The Little People, Big World alum did refer to anxiety a “massive issue” and said didn’t want to “oversimplify it,” but she also concluded that many people have “overcomplicated it.”
“Find out the root cause of your anxiety instead of just treating your symptoms. Make lifestyle changes accordingly,” Audrey continued.
“Pursue relationships that bring you peace, truly love you and support you and don’t add to your anxiety.
“Ask God, ‘What do you want me to know about my anxiety?’ and quiet your mind enough to listen.”
As you might expect, suggesting that folks ASK GOD about their anxiety, while not mentioning anything at all about seeking professional assistance, earned Roloff quite a few rebukes online.

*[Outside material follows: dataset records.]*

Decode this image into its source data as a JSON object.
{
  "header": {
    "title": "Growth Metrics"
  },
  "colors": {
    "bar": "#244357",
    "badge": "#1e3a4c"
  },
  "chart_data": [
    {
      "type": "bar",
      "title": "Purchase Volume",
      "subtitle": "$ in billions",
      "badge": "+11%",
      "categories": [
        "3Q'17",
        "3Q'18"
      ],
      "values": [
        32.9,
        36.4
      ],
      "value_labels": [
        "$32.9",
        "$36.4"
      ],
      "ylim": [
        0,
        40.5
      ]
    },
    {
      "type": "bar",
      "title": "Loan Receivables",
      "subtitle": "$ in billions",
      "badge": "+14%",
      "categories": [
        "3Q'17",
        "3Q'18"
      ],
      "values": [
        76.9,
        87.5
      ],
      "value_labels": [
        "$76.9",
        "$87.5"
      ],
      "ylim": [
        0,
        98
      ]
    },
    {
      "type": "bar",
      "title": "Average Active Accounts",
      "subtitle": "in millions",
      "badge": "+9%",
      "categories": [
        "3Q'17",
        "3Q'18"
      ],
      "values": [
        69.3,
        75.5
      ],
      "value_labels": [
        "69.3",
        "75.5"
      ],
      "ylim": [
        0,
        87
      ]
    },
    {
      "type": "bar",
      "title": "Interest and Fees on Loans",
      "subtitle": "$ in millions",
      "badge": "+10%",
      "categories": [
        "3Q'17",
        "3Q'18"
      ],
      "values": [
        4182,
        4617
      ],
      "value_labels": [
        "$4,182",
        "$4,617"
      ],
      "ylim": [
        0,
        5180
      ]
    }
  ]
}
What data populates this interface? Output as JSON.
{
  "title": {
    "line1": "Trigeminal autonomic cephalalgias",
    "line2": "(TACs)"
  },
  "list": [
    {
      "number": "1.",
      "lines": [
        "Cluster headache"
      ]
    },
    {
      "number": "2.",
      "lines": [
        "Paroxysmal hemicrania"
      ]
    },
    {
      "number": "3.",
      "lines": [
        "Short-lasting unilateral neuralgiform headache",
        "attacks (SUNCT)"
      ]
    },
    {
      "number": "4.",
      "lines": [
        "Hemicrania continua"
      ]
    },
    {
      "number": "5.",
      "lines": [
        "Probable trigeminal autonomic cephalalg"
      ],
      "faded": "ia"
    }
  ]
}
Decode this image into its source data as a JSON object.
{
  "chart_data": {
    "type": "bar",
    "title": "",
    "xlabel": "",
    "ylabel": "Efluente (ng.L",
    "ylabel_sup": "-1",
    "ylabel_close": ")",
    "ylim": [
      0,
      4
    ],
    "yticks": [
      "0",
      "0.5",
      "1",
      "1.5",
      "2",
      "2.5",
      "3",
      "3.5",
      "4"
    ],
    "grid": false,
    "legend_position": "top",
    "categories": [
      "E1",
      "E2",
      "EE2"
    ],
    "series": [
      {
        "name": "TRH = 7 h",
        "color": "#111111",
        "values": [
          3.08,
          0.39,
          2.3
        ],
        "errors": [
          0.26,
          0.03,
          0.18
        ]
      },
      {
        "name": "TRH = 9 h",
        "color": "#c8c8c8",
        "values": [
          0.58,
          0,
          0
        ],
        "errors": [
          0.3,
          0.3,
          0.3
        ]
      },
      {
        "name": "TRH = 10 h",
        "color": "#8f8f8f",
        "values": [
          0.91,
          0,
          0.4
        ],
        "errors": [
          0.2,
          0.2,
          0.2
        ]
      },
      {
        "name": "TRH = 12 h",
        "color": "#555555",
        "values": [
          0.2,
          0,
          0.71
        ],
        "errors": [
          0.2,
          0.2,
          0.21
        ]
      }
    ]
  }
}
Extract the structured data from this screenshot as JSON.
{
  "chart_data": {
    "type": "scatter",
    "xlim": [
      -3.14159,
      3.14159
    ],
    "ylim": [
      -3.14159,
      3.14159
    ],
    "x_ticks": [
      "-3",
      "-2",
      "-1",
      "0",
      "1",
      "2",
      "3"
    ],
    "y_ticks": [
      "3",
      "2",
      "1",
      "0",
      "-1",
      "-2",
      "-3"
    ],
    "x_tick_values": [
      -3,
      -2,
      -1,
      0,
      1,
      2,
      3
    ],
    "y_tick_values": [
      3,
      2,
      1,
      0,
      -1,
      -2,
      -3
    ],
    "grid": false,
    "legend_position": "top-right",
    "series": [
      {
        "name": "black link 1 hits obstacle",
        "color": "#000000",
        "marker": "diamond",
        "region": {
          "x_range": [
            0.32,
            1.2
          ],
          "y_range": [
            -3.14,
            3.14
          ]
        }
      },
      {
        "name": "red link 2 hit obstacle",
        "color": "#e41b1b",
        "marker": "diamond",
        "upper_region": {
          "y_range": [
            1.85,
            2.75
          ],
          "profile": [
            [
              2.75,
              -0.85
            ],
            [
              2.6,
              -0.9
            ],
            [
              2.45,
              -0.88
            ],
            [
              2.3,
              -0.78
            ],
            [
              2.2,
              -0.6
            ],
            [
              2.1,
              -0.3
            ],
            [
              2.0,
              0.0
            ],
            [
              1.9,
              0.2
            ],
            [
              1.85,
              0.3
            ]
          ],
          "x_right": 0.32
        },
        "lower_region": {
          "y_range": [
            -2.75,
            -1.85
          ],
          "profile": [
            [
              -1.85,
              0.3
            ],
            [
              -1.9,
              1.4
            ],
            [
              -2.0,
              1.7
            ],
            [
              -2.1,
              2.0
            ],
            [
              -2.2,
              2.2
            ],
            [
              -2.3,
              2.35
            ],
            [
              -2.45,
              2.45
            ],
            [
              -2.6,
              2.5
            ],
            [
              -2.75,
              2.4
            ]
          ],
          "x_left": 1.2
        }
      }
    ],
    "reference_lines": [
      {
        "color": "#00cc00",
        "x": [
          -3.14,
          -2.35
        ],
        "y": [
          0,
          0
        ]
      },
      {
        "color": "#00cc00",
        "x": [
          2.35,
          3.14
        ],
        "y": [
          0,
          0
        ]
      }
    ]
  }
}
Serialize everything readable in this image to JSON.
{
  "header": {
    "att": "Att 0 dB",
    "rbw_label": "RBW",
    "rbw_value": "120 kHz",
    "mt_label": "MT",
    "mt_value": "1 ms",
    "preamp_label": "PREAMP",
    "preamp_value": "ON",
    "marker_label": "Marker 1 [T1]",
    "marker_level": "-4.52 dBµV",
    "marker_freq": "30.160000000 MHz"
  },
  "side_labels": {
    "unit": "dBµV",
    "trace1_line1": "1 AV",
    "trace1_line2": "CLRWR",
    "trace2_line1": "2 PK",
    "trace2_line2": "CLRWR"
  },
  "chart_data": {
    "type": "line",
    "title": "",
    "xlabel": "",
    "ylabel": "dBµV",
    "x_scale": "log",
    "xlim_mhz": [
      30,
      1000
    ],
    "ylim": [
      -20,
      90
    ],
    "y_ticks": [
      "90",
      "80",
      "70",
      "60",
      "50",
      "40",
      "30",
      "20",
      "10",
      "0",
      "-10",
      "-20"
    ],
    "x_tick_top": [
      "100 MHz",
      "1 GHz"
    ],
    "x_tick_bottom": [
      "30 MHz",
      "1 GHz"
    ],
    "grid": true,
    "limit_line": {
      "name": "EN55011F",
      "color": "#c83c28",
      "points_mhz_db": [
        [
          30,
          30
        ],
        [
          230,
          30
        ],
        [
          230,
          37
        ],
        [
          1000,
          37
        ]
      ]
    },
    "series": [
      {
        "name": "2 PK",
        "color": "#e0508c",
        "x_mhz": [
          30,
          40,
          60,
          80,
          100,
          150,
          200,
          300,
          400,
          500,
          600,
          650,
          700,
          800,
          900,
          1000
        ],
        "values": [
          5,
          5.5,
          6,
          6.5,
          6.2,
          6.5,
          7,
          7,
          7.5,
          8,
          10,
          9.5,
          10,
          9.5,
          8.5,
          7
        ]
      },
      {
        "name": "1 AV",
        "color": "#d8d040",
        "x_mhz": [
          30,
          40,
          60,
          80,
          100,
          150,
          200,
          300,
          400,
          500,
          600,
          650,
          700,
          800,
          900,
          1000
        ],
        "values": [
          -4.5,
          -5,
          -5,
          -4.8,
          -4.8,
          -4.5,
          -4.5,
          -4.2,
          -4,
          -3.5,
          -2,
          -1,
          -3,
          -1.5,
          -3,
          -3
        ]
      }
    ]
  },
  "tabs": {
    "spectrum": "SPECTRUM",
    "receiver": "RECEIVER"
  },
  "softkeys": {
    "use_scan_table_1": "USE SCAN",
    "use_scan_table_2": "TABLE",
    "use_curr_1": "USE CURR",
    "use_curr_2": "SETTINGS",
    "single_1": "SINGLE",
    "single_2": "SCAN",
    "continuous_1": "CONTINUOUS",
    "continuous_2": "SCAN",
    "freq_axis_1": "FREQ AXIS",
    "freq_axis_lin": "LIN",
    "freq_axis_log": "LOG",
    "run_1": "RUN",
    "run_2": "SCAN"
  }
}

“[I] never said nor encouraged people to not seek treatment,” Audrey claimed after seeing the barrage of comments on her account.
“In fact, I encouraged the opposite,” she responded via her Instagram Stories. “To figure out the cause and explore solutions. Hence ‘start things and stop things.’”
Wrote one critic after viewing Roloff’s take on this sensitive topic:
“Highly disagree on this. Anxiety is a chemical imbalance on the brain. Unless you have truly experienced it, you cannot understand what it is like.”
Other social media users referenced extreme situations where anxiety stemmed from childhood trauma and abuse, prompting this reply by Roloff:
“I believe you can be healed from childhood trauma. And I disagree with the statement that we can’t be healed from this side of eternity,” she continued.
For extensive clarity, Roloff noted that she was “not anti-medication” and instead “anti-masking symptoms.”
That’s good, we suppose.
In the end, we’re guessing Roloff does believe in therapy and that people can truly be affected by anxiety.
But we have to ask overall:
Why is anyone out there asking Audrey Roloff for advice on these subjects?
Why would anyone think she’s any sort of expert?!?